Presentato sabato il progetto socio – sanitario di “Orthomedica Sicilia”

RAGUSA – E’ stato presentato sabato a Ragusa, presso la “Scuola dello Sport”, il progetto socio – sanitario di “Orthomedica Sicilia”. A presentare il progetto sono stati Pietro Di Falco, direttore di Orthomedica Sicilia e Gaetano Giarratana, rappresentante di ICORA in Sicilia.
Orthomedica Sicilia è un centro polifunzionale che opera a Ragusa, in collaborazione con Orthomedica Variolo, che conta sette sedi nel Triveneto (Padova, Vicenza, Treviso, Santorso, Verona, Trento, Gorizia). Ragusa sarà l’ottava sede, l’unica del meridione d’Italia.
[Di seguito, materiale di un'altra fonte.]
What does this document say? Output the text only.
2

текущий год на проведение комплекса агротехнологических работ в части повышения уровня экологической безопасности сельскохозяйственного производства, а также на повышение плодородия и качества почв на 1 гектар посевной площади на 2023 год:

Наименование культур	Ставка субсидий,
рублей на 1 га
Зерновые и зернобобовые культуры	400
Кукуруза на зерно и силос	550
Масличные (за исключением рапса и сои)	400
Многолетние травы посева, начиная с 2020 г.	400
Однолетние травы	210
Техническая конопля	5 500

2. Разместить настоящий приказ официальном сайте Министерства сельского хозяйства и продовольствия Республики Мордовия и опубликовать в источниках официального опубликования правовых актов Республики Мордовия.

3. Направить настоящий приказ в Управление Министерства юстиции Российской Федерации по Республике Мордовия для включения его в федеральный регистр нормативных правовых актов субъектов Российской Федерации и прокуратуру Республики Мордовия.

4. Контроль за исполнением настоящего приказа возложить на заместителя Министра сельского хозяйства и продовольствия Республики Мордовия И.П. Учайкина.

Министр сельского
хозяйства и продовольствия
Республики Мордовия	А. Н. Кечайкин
Orthomedica  Sicilia avvierà a Ragusa una serie di attività:
Sarà promotore di corsi destinati alle scuole, per la prevenzione di patologie dell’apparato scheletrico e per l’educazione ad una corretta tecnica posturale. Si comincerà con cinque classi, in alcune scuole della provincia di Ragusa.
Organizzerà attività di formazione e monitoraggio delle prestazioni sportive per il miglioramento delle performances.
Organizzerà, nel mese di marzo, il “mese della prevenzione”, con visite posturologiche gratuite per i bambini da 0 a 18 anni.
Collaborerà con l’associazione ICORA (International Council for Orthopaedics Rehabilitation Activities) per l’organizzazione di corsi di formazione medica e sanitaria (corsi ECM). Il primo corso si terrà a Ragusa, presso la scuola dello Sport, il 7 febbraio 2015 (vedi scheda allegata). Orthomedica Sicilia fornirà il supporto tecnico e logistico per le prove pratiche.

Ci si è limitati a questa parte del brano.